Если мне нужно было появиться на экране, я предпочитал прятаться за чужой внешностью. Появляться в виде самого себя было неинтересно — интереснее было кого-нибудь изображать. Работать в «Пайтоне» было невероятно тяжело: на анимацию для каждого выпуска уходило недели две, и на последних сериях мне приходилось брать помощника. И все равно это было полное сумасшествие, мы работали по семь дней в неделю.

Наибольшую свободу я чувствовал, работая по ночам. Телефон не звонит, кругом темно — и бумажки на столе как будто сами собой начинают собираться в нужном порядке. Обнаруживаются неожиданные сопоставления и связи. Кстати, поэтому я держу в студии так много книг.

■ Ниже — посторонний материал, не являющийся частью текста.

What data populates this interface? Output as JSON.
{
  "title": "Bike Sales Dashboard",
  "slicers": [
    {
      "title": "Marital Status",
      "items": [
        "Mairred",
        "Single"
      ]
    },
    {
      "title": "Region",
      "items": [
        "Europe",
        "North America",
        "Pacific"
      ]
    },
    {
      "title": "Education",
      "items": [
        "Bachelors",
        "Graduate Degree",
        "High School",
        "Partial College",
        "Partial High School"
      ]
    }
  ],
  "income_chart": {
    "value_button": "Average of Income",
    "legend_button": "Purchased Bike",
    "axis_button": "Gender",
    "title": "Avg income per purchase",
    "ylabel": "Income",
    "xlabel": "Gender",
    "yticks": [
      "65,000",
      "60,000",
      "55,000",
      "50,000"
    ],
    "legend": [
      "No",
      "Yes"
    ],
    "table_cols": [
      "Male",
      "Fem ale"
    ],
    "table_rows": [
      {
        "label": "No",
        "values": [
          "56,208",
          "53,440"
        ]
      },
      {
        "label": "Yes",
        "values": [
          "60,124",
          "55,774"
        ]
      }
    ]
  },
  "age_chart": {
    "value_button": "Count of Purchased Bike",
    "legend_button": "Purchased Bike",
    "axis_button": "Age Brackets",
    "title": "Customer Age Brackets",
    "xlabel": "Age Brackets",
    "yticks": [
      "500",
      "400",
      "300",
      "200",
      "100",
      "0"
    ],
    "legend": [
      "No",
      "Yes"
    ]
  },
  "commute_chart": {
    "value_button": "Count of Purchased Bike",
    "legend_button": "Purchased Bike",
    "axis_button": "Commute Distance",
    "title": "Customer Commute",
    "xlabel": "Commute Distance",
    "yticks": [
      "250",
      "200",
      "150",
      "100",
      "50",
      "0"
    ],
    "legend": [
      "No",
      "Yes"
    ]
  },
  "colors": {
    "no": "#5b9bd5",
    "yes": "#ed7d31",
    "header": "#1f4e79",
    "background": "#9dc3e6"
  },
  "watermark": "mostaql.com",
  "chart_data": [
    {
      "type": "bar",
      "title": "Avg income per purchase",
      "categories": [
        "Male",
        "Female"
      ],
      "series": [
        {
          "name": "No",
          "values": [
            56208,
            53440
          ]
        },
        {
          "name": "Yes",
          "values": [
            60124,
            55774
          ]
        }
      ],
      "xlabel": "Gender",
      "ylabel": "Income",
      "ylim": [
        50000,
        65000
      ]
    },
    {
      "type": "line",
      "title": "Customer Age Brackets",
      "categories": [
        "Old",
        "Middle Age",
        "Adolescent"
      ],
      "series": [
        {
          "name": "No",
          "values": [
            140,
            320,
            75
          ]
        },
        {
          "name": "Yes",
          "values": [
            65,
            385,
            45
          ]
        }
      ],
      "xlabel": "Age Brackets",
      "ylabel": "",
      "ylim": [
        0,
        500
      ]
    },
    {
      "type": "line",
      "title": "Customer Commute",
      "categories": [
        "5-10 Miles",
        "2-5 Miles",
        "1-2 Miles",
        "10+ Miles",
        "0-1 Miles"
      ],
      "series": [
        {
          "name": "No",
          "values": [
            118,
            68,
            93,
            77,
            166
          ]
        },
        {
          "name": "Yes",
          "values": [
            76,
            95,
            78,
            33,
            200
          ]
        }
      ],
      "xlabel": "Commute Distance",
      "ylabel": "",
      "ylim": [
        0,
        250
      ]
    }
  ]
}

Создается пространство для случайных находок: пока читаю одну книгу, я обращаю внимание на другую, там обнаруживается что-то интересное, потом на следующую и так далее. Если бы я аккуратно расставил их где-нибудь на полочке, всего вероятнее, никогда бы уже к ним не вернулся — и в мире бы ничего не осталось, кроме чистоты и порядка. У меня стол всегда был завален бумагами, с которыми я боролся до тех пор, пока они не складывались в сюжет, образ, идею или персонаж. Постоянное давление не оставляло времени на размышления: «Насколько это удачно?.. Толком так ничего и не получилось». Нам тупо нужно было заполнять эфирное время.

Чуть позже, в 1971 году, я столкнулся с цензурой, когда работал над передачей Марти Фельдмана: ее делали для канала Эй-би-си. Ларри Гелбарт был человеком по-настоящему умным, очаровательным, смешным; он поддерживал все мои начинания, но защищал меня далеко не всегда. Я делал анимированный сюжет про жир, и мне хотелось взять какую-нибудь рубенсовскую обнаженную, но тут все начали сомневаться, можно ли использовать обнаженную натуру в программе для американского телевидения. Я сказал, что беру классические картины. В итоге вопрос направили даме, которая отвечала за нормы и правила вещания, и сюжет был должным образом отцензурован. Заодно выяснилось, что это была невероятно толстая и страшно несчастная женщина. Мы очевидным образом подставились: все стали говорить, что эту корову надо бы качественно покрыть, но где взять быка?

Изначально для «Комедийной машины Марти Фельдмана» писали почти все хорошие британские сценаристы (делали ее в Элстри[117] на студии «Эй-ти-ви», принадлежавшей Лью Грейду[118]), но, поскольку производством занимались американцы, они потребовали, чтобы те работали в офисе с девяти до пяти. Британские комедийные сценаристы так не работают — «Мы работаем дома», и все до одного поднялись и ушли. Продюсерам пришлось везти штрейкбрехеров из Штатов, в том числе Пэта Маккормака и Барри Левинсона (он тогда выступал в составе комедийного дуэта)[119]. То есть когда я познакомился с Барри, он был сценаристом-штрейкбрехером у Марти Фельдмана, еще не начал писать для Мела Брукса и еще не превратился в себя теперешнего — не такого, может быть, смешного, но зато куда более успешного.